- What is a stroke in the eye?
- What are the causes?
- How do you recognize him?
- Who is at risk?
- What can you do about it?
The second most common retinal vascular disease is the retinal vein occlusion, also called a stroke in the eye. How can you prevent it and what to do if it occurs? Is there a cure?
In the eye, there is only one artery that takes blood in and one vein that takes blood out. Will now this vein blocked, the blood cannot flow out. It spreads in the retina. However, as blood continues to enter, massive and bloody thickening of the retina occurs. The problem: It is usually not painful. You often only notice one deterioration visual acuity or field of vision is restricted. The occlusion of the vein leads to a lack of oxygen in the optic nerve tissue. As a result, the neurons of the optic nerve, the connection between the eye and the brain, die. These cells cannot regenerate. Left untreated, this can lead to blindness within a few months.
The exact causes are not yet clarified. But the risk factors are basically identical to those of a stroke: high blood pressure, diabetes or high blood lipid levels. But other factors can also be the cause:
- eye trauma
- 40 years and older
- Antibaby pills
- Disease of the carotids (carotid arteries)
- kidney disease
- inflammation of the blood vessels
The following symptoms can indicate an eye infarction:
- Loss of all or part of your vision
- Patients are unable to see out of their eyes
- Blurred or distorted vision
- Blind spots in the field of vision
It happens that vision returns when it was just a slight blockage. However, in any case, here is a doctor or nurse to avoid possible permanent damage.
The most common form is the papilinfarkt. This is a circulatory disorder, such as a blockage in the vein, which affects women more often than men and most patients are over 50 years old. Causes here are vascular inflammation (giant cell arteritis) or vascular calcification. Symptoms are often severe headaches, which usually occur on both sides. Excessive and painful hypersensitivity of the scalp or pain in the tongue when chewing are also observed here. The condition deteriorates very quickly, resulting in double vision and loss of facial features. Pain in the upper shoulder area and in the neck or hip area is also reported in about half of the patients. However, the eye itself remains pain-free.
The diagnosis and what to do
For complaints or acute vision loss it is important to see an ophthalmologist as soon as possible. This person then makes the diagnosis. First of all, the history is important. What diseases are present that are classified as a risk? What other factors are there? The pupils are opened with eye drops and checked with an ophthalmoscope blockages or bleeding sought. Further investigations:
- visual field measurement: Are there any outages or limitations?
- Split lamp: A stereoscopic study of the eyes.
- Fluoreszin-Angiography: A dye is injected into the arm, which spreads into the bloodstream.
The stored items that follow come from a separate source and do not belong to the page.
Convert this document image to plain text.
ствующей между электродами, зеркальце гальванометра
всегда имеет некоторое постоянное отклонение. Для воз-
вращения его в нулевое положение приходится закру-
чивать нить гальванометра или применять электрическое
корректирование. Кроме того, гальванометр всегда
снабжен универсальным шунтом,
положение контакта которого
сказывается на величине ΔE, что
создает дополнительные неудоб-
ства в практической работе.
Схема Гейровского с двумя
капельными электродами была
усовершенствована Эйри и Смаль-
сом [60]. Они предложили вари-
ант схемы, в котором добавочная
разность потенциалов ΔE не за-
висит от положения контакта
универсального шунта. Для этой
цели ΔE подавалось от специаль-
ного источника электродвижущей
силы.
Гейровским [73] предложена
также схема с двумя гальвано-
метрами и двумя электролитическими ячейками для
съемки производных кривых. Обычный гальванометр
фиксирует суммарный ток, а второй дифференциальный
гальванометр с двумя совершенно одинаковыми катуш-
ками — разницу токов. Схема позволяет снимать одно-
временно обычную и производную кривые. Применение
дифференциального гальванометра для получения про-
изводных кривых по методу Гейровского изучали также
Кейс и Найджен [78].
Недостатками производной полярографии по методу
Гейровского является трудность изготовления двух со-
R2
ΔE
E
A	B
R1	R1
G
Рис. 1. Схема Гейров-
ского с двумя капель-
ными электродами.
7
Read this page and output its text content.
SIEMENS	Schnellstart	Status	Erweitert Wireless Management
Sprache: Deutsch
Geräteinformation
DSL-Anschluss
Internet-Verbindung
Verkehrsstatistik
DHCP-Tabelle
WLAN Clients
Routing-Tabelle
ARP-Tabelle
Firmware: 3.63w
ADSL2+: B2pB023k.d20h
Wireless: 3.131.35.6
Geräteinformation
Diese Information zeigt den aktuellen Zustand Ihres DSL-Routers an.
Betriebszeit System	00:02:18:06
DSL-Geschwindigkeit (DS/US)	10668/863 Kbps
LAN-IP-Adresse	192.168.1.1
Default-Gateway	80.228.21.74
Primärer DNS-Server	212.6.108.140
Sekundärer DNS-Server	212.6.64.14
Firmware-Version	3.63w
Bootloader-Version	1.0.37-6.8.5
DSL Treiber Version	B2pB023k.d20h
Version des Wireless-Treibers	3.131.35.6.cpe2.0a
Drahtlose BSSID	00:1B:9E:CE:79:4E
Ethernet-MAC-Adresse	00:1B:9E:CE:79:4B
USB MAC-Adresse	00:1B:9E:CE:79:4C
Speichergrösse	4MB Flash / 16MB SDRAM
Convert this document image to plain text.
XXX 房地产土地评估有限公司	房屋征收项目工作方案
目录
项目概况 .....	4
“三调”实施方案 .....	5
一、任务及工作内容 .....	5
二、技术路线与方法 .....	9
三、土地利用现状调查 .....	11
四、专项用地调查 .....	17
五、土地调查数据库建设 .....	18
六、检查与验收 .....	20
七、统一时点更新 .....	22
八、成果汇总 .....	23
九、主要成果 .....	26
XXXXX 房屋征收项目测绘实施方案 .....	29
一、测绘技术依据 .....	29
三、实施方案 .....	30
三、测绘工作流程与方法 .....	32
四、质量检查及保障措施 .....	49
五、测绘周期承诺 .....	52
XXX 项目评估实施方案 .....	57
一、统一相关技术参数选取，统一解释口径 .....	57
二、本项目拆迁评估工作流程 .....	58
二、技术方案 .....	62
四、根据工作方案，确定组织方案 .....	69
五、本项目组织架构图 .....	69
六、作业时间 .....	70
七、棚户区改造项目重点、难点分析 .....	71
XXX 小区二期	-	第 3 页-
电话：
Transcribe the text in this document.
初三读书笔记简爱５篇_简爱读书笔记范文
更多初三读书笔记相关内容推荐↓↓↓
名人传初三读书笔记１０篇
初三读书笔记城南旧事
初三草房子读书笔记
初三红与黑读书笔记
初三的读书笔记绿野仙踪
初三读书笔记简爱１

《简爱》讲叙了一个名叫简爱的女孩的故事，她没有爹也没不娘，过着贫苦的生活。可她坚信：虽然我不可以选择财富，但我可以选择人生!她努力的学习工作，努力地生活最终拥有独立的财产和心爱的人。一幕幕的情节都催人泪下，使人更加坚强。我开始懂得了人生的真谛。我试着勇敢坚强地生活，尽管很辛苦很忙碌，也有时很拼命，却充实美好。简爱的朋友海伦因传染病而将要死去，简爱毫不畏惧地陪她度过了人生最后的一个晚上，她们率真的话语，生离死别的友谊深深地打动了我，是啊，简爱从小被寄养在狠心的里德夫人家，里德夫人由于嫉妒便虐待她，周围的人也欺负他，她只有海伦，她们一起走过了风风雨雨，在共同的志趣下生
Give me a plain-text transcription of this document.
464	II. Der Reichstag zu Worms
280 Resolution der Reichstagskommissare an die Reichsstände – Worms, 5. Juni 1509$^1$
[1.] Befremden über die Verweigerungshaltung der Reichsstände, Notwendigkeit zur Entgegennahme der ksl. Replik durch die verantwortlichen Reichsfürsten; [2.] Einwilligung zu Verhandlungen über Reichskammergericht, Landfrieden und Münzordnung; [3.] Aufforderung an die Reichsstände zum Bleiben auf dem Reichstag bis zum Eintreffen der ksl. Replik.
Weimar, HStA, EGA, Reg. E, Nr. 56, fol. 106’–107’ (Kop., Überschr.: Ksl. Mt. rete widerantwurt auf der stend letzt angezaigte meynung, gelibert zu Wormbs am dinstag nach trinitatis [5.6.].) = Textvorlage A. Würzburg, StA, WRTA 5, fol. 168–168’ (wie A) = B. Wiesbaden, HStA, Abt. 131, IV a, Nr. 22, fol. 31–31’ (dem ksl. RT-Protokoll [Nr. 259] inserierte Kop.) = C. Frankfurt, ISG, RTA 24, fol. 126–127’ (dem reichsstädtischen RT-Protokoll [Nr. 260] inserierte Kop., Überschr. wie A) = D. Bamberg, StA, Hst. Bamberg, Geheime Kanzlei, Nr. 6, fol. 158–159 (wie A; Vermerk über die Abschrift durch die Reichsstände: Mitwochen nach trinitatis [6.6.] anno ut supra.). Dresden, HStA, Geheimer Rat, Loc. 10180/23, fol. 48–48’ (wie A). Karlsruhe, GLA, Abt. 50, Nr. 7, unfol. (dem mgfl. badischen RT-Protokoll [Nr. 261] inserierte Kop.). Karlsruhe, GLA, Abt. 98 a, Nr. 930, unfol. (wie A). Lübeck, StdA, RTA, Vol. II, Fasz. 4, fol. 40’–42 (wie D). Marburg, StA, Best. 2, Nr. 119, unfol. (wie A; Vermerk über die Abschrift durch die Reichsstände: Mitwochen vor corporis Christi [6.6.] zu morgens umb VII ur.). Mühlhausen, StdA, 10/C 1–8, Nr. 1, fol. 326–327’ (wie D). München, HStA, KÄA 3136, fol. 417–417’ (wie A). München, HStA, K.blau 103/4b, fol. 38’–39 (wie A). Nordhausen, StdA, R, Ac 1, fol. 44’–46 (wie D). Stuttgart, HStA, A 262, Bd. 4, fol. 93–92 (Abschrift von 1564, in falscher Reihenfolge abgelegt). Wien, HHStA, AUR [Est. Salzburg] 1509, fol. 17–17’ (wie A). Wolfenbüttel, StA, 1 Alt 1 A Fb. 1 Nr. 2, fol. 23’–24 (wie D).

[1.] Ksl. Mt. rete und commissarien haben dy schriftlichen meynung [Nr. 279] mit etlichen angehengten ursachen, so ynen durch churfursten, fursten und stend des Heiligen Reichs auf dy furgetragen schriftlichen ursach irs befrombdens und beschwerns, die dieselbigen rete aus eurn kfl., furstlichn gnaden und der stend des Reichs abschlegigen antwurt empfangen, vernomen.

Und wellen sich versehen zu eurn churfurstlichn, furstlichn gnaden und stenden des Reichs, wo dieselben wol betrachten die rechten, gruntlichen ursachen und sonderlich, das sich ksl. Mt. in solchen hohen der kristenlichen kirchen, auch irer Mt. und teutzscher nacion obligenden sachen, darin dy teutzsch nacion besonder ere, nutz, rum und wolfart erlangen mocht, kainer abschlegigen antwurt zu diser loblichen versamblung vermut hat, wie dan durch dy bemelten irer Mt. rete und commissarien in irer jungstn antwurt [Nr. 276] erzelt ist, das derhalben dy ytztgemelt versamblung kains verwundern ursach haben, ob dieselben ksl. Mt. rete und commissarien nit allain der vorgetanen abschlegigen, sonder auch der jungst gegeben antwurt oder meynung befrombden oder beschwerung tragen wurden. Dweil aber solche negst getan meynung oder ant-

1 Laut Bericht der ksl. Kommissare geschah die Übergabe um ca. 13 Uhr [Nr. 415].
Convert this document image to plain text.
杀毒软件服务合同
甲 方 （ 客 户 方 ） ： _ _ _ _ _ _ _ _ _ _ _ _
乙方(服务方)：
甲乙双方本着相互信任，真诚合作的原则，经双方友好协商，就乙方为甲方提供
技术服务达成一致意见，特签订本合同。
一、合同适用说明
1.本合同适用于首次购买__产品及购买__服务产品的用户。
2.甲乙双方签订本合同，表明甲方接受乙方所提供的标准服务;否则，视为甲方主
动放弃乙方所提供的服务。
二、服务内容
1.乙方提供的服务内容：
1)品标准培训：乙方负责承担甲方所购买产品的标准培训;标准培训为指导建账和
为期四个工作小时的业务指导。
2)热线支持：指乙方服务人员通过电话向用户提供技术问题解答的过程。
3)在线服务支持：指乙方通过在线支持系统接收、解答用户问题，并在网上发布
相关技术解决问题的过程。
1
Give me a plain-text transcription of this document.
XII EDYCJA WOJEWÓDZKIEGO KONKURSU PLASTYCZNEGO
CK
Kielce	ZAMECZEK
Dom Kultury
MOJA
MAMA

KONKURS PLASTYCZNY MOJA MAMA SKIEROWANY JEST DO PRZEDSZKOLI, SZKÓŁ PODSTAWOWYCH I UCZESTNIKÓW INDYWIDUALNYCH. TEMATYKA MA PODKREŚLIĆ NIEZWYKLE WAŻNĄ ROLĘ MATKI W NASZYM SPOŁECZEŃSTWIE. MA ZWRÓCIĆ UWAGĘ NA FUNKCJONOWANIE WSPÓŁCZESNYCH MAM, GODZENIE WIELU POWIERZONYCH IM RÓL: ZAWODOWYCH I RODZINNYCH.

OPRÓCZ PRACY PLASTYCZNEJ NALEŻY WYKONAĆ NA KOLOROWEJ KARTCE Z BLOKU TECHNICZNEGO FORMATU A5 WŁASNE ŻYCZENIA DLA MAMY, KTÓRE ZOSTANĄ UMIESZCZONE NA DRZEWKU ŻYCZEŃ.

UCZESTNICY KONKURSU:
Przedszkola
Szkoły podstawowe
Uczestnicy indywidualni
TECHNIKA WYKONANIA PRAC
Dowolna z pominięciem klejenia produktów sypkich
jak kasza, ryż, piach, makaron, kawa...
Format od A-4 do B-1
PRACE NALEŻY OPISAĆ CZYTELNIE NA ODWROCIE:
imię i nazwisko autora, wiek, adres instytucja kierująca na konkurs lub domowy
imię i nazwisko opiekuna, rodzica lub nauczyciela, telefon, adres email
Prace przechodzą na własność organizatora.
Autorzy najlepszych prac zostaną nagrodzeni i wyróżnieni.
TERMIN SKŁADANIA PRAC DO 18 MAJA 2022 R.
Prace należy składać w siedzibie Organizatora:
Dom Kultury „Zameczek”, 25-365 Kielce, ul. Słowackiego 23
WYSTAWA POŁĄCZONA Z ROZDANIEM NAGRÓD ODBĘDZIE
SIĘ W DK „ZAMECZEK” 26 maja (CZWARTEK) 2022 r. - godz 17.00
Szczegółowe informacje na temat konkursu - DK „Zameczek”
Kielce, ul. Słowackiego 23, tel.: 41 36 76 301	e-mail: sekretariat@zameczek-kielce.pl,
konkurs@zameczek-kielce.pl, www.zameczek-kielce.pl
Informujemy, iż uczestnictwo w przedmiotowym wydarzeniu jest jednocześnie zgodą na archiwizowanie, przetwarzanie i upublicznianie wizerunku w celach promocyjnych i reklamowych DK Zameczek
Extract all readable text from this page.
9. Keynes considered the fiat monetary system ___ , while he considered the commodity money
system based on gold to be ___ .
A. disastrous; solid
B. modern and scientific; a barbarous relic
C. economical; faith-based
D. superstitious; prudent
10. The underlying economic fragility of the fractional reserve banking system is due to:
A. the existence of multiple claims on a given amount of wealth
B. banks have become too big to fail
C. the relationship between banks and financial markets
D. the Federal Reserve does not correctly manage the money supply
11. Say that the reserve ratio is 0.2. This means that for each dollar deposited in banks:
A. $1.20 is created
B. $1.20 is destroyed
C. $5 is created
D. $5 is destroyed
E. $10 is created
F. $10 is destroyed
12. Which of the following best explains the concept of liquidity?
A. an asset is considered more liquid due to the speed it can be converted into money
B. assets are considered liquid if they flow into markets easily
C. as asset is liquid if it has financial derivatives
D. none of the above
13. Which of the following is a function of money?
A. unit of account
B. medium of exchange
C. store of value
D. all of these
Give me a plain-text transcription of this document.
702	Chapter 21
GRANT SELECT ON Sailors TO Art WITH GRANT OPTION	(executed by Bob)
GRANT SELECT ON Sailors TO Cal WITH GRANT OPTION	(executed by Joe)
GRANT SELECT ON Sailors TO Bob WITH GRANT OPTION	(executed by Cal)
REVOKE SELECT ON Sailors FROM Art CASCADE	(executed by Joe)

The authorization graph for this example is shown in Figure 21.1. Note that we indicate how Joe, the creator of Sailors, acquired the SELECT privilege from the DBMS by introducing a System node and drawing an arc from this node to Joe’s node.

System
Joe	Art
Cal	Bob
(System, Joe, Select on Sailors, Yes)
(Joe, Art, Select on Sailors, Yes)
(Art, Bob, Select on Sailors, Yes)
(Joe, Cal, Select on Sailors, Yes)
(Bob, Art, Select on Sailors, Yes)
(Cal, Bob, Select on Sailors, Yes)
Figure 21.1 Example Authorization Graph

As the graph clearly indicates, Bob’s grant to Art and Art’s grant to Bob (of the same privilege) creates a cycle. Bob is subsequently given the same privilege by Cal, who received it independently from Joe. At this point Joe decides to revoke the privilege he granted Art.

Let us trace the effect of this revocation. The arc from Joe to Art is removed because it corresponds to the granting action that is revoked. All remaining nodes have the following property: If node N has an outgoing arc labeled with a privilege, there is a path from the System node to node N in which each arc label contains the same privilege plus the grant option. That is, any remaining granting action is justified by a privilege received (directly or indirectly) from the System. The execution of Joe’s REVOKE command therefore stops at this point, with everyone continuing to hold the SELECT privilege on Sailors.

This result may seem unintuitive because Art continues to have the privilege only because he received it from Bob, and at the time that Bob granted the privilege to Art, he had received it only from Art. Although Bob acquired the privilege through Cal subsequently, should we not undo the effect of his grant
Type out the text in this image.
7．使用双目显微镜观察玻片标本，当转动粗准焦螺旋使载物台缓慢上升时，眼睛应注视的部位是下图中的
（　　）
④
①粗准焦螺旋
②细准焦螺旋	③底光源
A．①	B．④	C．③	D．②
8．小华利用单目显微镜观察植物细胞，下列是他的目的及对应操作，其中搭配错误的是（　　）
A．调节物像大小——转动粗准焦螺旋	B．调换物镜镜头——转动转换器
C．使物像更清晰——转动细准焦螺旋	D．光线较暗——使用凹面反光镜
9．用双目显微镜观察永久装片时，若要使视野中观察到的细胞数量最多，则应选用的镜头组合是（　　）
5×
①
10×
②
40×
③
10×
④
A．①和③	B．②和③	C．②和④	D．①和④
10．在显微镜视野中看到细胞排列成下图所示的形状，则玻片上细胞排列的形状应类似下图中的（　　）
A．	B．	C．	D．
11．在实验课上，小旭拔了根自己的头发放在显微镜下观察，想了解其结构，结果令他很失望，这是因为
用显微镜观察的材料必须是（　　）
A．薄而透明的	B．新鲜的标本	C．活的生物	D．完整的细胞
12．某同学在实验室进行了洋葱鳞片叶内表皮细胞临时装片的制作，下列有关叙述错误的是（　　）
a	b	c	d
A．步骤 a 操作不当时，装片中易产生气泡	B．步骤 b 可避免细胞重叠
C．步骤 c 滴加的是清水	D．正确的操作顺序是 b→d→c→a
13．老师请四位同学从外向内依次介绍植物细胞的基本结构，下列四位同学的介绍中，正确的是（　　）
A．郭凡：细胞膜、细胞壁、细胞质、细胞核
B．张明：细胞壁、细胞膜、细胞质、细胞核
Once in the retina, a special camera can be used to determine whether and which blood vessels are blocked.
- Optical coherence tomography: The retina is expanded with drops and then the eyes are scanned. This creates a detailed picture.
Tests can also be done to look for other causes that may be in other parts of the body.
As with a “classic” stroke, speed is also crucial here. If it is possible to clear the blockage within approx. 100 minutes eliminated, permanent damage may be avoided. After four hours without treatment, vision is likely to be permanently damaged. But how is it treated?
- eye massage: The eye is massaged through the closed eyelid to remove the clot.
- carbon dioxide oxygen: A mixture of carbon dioxide and oxygen is inhaled. This dilates the arteries and increases blood flow to the retina.
- Paracentesis: A small needle is used to draw a few drops of fluid from the front of the eye, reducing pressure and increasing blood flow to the retina.
- medication: The blood clot can be removed and the eye pressure lowered by administering medication.
what can prevention be done? Only about 10 percent of all those affected are younger than 45 years. An eye stroke usually occurs because of another medical problem, such as diabetes or high blood pressure. Therefore, regular check-ups the only way to reduce the risk.